There’s been chatter for a while—particularly from Commerce Committee chair and Republican senator John Thune—about passing a bill through Congress to “codify” net neutrality principles with new legislation. In January, Thune hinted at pressuring Democrats, saying, “the threat of a new Republican-led FCC nullifying the rules could help bring Democrats to the negotiating table.” At least one Senate Democrat, Sen. Bill Nelson of Florida, has already said he supports a bipartisan legislative fix.
It’s a smart play for opponents of net neutrality. Having a Republican majority in both houses means it’s very likely that any law would be much more favorable to ISPs than the 2015 FCC order was. Most people who advocate for new legislation about net neutrality legislation are opponents, like TechFreedom, which once said net neutrality regulation was “probably illegal.” That should tell you a lot about whether legislation is likely to favor ISPs or consumers.
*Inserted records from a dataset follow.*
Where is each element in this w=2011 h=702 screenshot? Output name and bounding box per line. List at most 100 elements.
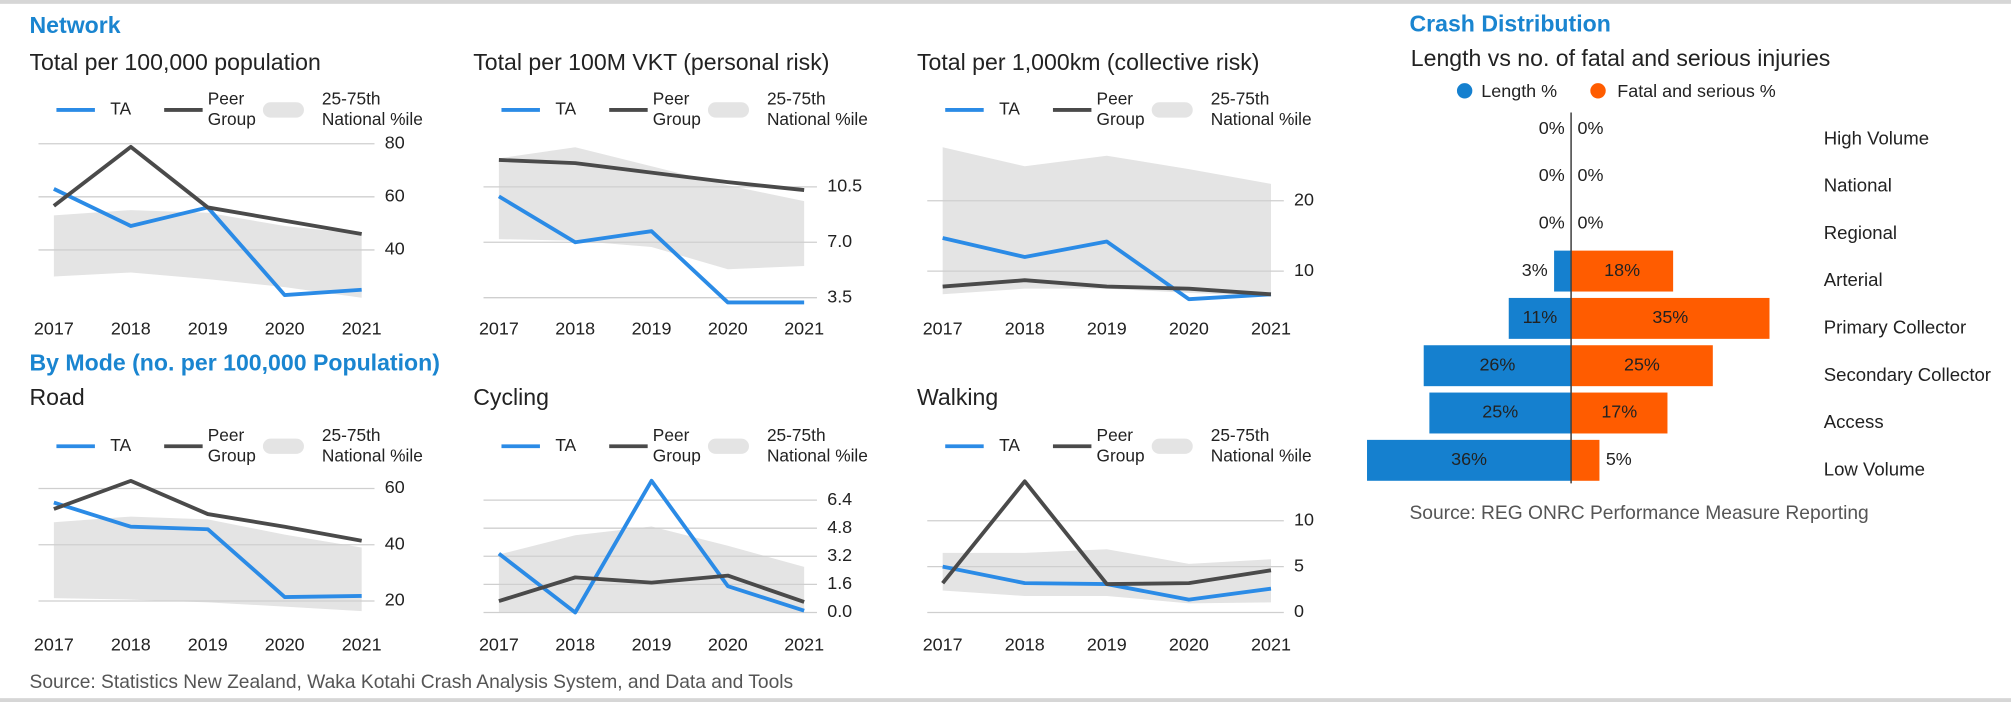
bar — [1571, 392, 1668, 434]
category-label: Regional — [1824, 222, 1897, 243]
bar — [1429, 392, 1572, 434]
value-label: 0% — [1539, 165, 1565, 185]
y-tick-label: 80 — [385, 132, 405, 152]
series-line — [53, 500, 362, 599]
chart-title: Total per 100M VKT (personal risk) — [473, 49, 829, 75]
x-tick-label: 2018 — [111, 634, 151, 654]
value-label: 0% — [1539, 118, 1565, 138]
y-tick-label: 1.6 — [827, 573, 852, 593]
value-label: 18% — [1604, 260, 1640, 280]
x-tick-label: 2020 — [265, 319, 305, 339]
value-label: 26% — [1479, 354, 1515, 374]
x-tick-label: 2019 — [1087, 634, 1127, 654]
y-tick-label: 40 — [385, 533, 405, 553]
x-tick-label: 2019 — [188, 634, 228, 654]
series-line — [498, 158, 805, 192]
legend-label: Peer Group — [653, 88, 701, 128]
x-tick-label: 2017 — [479, 319, 519, 339]
x-tick-label: 2017 — [34, 634, 74, 654]
x-tick-label: 2019 — [632, 634, 672, 654]
category-label: Access — [1824, 411, 1884, 432]
bar — [1423, 345, 1572, 387]
value-label: 25% — [1624, 354, 1660, 374]
value-label: 0% — [1578, 165, 1604, 185]
x-tick-label: 2018 — [555, 634, 595, 654]
percentile-band — [53, 210, 362, 298]
category-label: Arterial — [1824, 269, 1883, 290]
category-label: Low Volume — [1824, 458, 1925, 479]
bar — [1571, 345, 1713, 387]
x-tick-label: 2017 — [34, 319, 74, 339]
bar — [1367, 439, 1572, 481]
legend-label: 25-75th National %ile — [1211, 425, 1312, 465]
legend-label: Length % — [1481, 81, 1557, 101]
x-tick-label: 2017 — [923, 319, 963, 339]
y-tick-label: 5 — [1294, 555, 1304, 575]
legend-label: 25-75th National %ile — [322, 425, 423, 465]
legend-label: TA — [999, 99, 1020, 119]
x-tick-label: 2018 — [111, 319, 151, 339]
series-line — [52, 144, 363, 236]
top-border — [0, 0, 2011, 4]
value-label: 5% — [1606, 449, 1632, 469]
y-tick-label: 60 — [385, 186, 405, 206]
value-label: 36% — [1451, 449, 1487, 469]
series-line — [497, 478, 805, 615]
chart-title: Total per 100,000 population — [29, 49, 320, 75]
y-tick-label: 10 — [1294, 510, 1314, 530]
legend-label: Fatal and serious % — [1617, 81, 1776, 101]
value-label: 25% — [1482, 402, 1518, 422]
section-heading: By Mode (no. per 100,000 Population) — [29, 350, 439, 376]
series-line — [53, 478, 363, 543]
legend-label: TA — [110, 435, 131, 455]
x-tick-label: 2021 — [342, 319, 382, 339]
y-tick-label: 20 — [385, 590, 405, 610]
chart-title: Total per 1,000km (collective risk) — [917, 49, 1259, 75]
legend-swatch — [1151, 102, 1193, 118]
value-label: 11% — [1523, 307, 1558, 327]
value-label: 0% — [1578, 118, 1604, 138]
y-tick-label: 7.0 — [827, 231, 852, 251]
legend-label: Peer Group — [208, 88, 256, 128]
source-note: Source: Statistics New Zealand, Waka Kot… — [29, 672, 793, 693]
x-tick-label: 2021 — [1251, 634, 1291, 654]
source-note: Source: REG ONRC Performance Measure Rep… — [1409, 503, 1868, 524]
legend-label: TA — [555, 435, 576, 455]
series-line — [941, 479, 1272, 586]
section-heading: Network — [29, 12, 120, 38]
y-tick-label: 4.8 — [827, 517, 852, 537]
x-tick-label: 2018 — [1005, 634, 1045, 654]
category-label: Secondary Collector — [1824, 364, 1991, 385]
legend-swatch — [1456, 83, 1473, 99]
y-tick-label: 0.0 — [827, 601, 852, 621]
bar — [1508, 297, 1572, 339]
legend-label: TA — [999, 435, 1020, 455]
value-label: 0% — [1578, 213, 1604, 233]
category-label: National — [1824, 175, 1892, 196]
legend-label: Peer Group — [1097, 88, 1145, 128]
legend-label: 25-75th National %ile — [767, 88, 868, 128]
x-tick-label: 2020 — [265, 634, 305, 654]
x-tick-label: 2021 — [1251, 319, 1291, 339]
percentile-band — [942, 549, 1271, 604]
y-tick-label: 0 — [1294, 601, 1304, 621]
section-heading: Crash Distribution — [1409, 11, 1610, 37]
value-label: 0% — [1539, 213, 1565, 233]
y-tick-label: 6.4 — [827, 489, 852, 509]
series-line — [497, 194, 805, 305]
legend-label: 25-75th National %ile — [1211, 88, 1312, 128]
legend-swatch — [707, 438, 749, 454]
series-line — [942, 236, 1272, 302]
percentile-band — [498, 147, 805, 270]
x-tick-label: 2017 — [923, 634, 963, 654]
x-tick-label: 2017 — [479, 634, 519, 654]
percentile-band — [53, 516, 362, 612]
x-tick-label: 2021 — [342, 634, 382, 654]
chart-title: Walking — [917, 384, 998, 410]
y-tick-label: 10.5 — [827, 176, 862, 196]
y-tick-label: 10 — [1294, 260, 1314, 280]
legend-swatch — [1590, 83, 1606, 99]
y-tick-label: 60 — [385, 477, 405, 497]
x-tick-label: 2021 — [784, 319, 824, 339]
But there’s hope for net neutrality advocates. For a start, it’s clear Pai knows that net neutrality is a politically touchy issue, and that supporters are well-organized and very, very loud. That’s why he has always said he supports net neutrality, just not Title II, which, coincidentally, is the exact position of the main ISP lobby group: Back in 2015, when the rules were passed, the Internet and Television Association (NCTA) said its decision to appeal the rules actually had “nothing to do with net neutrality.” Pai was on the FCC when those 3.7 million comments poured in; he knows that it’ll be a hard sell. Pai may even have ambitions to run for political office, according to Stager, and he knows that being “the face of Comcast and AT&T” isn’t the best way to start down that road.
You’d be forgiven for being terrified about what’s going to happen to net neutrality after the the bill overturning ISP privacy rules passed so quickly; most Americans had no idea it was even being debated until it was already too late. Those rules were overturned using the Congressional Review Act, meaning the bill didn’t have to be debated in committee and only had to get 50 votes to pass. But a net neutrality bill can’t be done through this fast-tracked method, because the CRA only applies to rules enacted in the last six months of an administration; they can’t just take it out and shoot it in the yard at 4am. The longer it’s debated, the more time there is for advocacy groups to rally public opinion and action against the bill. If we’re lucky, Democrats might just figure that out.